O imóvel com as condições desejadas ainda não foi encontrado, mas o BCN já tem projeto para o que antecipa como “um centro efervescente de várias práticas artísticas, residências e apresentações informais”: chamar-se-á “Devoluto” e pretende criar uma nova comunidade em torno da dança.

“Pode ser uma escola inativa, um antigo armazém, um terreno em desuso ou mesmo algum edifício a que possamos dar uma nova função. O que interessa é que o imóvel tenha condições para receber uma ‘black box’, duas áreas de ensaios e espaços informais de encontro, com vista a desenvolvermos quatro residências e 16 apresentações por mês – entre elas não apenas dança, mas também concertos, espetáculos de teatro, conferências e cursos em domínios menos desenvolvidos”, adianta Susana Otero.

O Devoluto deve assim combinar as valências de serviço educativo com as de laboratório para experimentação de novos modelos de companhia, programação curatorial rotativa e “processos de trabalho colaborativos que desafiem as hierarquias tradicionais e valorizem a pluralidade de saberes”.

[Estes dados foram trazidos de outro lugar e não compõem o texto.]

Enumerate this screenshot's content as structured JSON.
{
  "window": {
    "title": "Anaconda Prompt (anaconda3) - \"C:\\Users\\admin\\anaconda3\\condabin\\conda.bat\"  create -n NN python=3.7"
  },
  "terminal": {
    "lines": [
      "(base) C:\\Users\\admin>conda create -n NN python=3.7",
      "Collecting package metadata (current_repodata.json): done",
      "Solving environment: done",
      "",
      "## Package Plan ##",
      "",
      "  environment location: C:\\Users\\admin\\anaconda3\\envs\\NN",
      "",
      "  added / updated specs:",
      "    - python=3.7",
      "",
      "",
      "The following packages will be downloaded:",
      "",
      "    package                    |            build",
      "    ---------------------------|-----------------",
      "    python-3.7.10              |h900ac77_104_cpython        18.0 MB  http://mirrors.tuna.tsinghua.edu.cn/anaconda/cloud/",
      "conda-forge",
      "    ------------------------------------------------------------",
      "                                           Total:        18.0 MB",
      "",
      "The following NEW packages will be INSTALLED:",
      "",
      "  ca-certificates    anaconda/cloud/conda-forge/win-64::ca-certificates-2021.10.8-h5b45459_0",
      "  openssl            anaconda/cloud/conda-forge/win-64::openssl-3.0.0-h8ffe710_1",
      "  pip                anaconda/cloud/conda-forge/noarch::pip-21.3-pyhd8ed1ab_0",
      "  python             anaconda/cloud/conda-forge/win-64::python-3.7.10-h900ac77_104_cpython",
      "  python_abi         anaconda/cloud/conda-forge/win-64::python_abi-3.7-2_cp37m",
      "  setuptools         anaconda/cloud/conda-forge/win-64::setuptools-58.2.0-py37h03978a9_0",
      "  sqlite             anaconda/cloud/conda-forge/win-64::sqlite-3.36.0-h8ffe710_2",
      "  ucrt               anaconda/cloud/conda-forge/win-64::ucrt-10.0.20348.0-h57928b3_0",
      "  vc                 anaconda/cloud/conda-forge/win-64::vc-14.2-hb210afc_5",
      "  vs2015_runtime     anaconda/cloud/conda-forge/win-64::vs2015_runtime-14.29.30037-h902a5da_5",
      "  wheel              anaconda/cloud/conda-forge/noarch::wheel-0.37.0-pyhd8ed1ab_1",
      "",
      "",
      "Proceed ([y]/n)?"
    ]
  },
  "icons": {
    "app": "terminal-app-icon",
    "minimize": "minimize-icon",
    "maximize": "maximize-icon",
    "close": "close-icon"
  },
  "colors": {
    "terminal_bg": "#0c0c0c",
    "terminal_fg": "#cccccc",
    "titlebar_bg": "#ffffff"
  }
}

Se isso se puder concretizar com rentabilidade financeira, tanto melhor, e não apenas porque todos os espetáculos e atividades do BCN são de entrada livre (o que invalida receitas de bilheteira e aumenta a dependência face aos apoios de Direção-Geral das Artes e do Município da Feira), mas sobretudo porque uma das prioridades da companhia é “assegurar condições de trabalho dignas para os artistas, combatendo a precariedade e promovendo relações laborais éticas”.

Diretora do coletivo desde 2011, Susana Otero realça, aliás, que a companhia com apenas dois outros elementos no seu quadro permanente – em concreto Filipa Duarte e Liliana Claro – contrata com frequência outros profissionais, mas prefere levar à cena “menos produções por ano e pagar condignamente a todos os envolvidos do que cortar nos salários para poder financiar mais atuações”.

O BCN recruta assim cerca de 20 pessoas para cada uma das suas grandes produções, o que, em média, representa três meses consecutivos de remuneração e honorários adicionais por cada reposição de espetáculo.

Especificamente no que se refere aos bailarinos, essa valorização profissional da carreira é algo de que Susana Otero se orgulha no percurso do coletivo fundado por Elisa Worm em 1995 – então ainda como grupo amador de Estarreja, embora profissionalizado logo em 1997, bem antes da sua deslocalização para a Feira em 2007.

“Já nos anos 90 o BCN era muito inovador e, para mim, entrar na companhia foi um sonho realizado”, recorda. “Estávamos em 2002, eu só tinha 18 anos e naquela altura não havia companhias no Norte do país, portanto eu mal conseguia acreditar que, afinal, ia podia viver da profissão de bailarina! Sou a prova de que o elevador social se deve realmente à educação!”, afirma.

A passagem de 30 anos teve, contudo, efeitos negativos nesse otimismo, sendo o mais evidente de ordem laboral. “Naquele tempo tínhamos 10 contratos de trabalho para dar e ninguém os queria. Toda a gente preferia ser 'freelancer', achava que isso era garantia de liberdade. Agora todos sonham com um contrato, mas a instabilidade é tanta que isso é cada vez mais raro e, com guerras e populismos, não me parece que vá melhorar”, defende a bailarina e coreógrafa.

Quanto à arte em si, ao fim de três décadas persistem preconceitos, mas o BCN trabalha frequentemente com escolas e Susana Otero tem esperança nesses contactos: “Quando nos perguntam o que é a dança contemporânea e dizemos que é a forma como dançamos hoje, nos tempos atuais, os adultos não ficam satisfeitos com essa resposta. Já as crianças, percebem imediatamente. Não precisam de mais nada”.